Recording of the items’ BuildContext

There are most certainly other solutions, but this is the one that directly came to me… At time of building an item, part of the ListView, I first record its BuildContext through the use of a LayoutBuilder.

This will allow me to iterate the collection of those items to identify the ones which are visible on screen.

Determination whether an item is visible

The method “_onScroll” is the one that computes the visibility of each Widgets.
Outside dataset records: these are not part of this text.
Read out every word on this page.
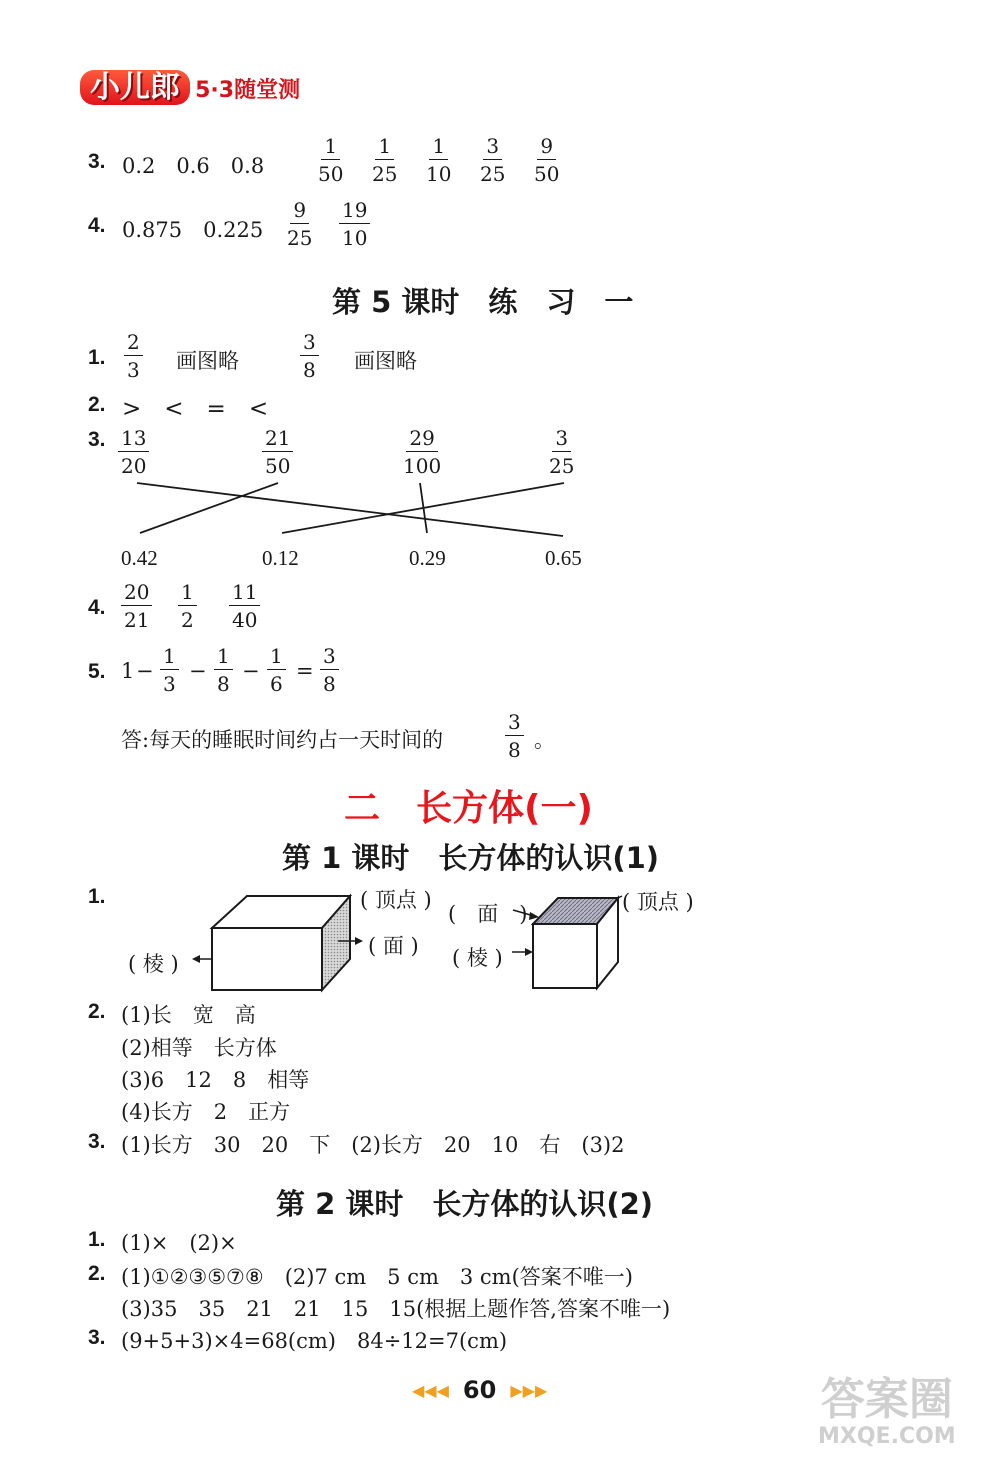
小儿郎 5·3随堂测
3. 0.2　0.6　0.8	$\frac{1}{50} \frac{1}{25} \frac{1}{10} \frac{3}{25} \frac{9}{50}$
4. 0.875　$0.225 \frac{9}{25} \frac{19}{10}$
第 5 课时　练　习　一
1. $\frac{2}{3}$ 画图略	$\frac{3}{8}$ 画图略
2. >　<　=　<
3. $\frac{13}{20}$	$\frac{21}{50}$	$\frac{29}{100}$	$\frac{3}{25}$
0.42	0.12	0.29	0.65
4. $\frac{20}{21} \frac{1}{2} \frac{11}{40}$
5. $1 - \frac{1}{3} - \frac{1}{8} - \frac{1}{6} = \frac{3}{8}$
答:每天的睡眠时间约占一天时间的	$\frac{3}{8}$ 。
二　长方体(一)
第 1 课时　长方体的认识(1)
1.	( 顶点 )
( 面 )
( 棱 )
(　面　)	( 顶点 )
( 棱 )
2. (1)长　宽　高
(2)相等　长方体
(3)6　12　8　相等
(4)长方　2　正方
3. (1)长方　30　20　下　(2)长方　20　10　右　(3)2
第 2 课时　长方体的认识(2)
1. (1)×　(2)×
2. (1)①②③⑤⑦⑧　(2)7 cm　5 cm　3 cm(答案不唯一)
(3)35　35　21　21　15　15(根据上题作答,答案不唯一)
3. (9+5+3)×4=68(cm)　84÷12=7(cm)
◀◀◀ 60 ▶▶▶	答案圈
MXQE.COM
For each of them, we need to determine whether it is rendered. This is known thanks to the attached property of its RenderObject.

Then, we obtain the reference and dimensions of the Scroll container within the ViewPort.

It becomes then easy to know whether a particular Widget is visible or is not.


Conclusions

I thought this question/answer could be interesting as it involves many concepts and requires doing some computations based on the viewport and BuildContext.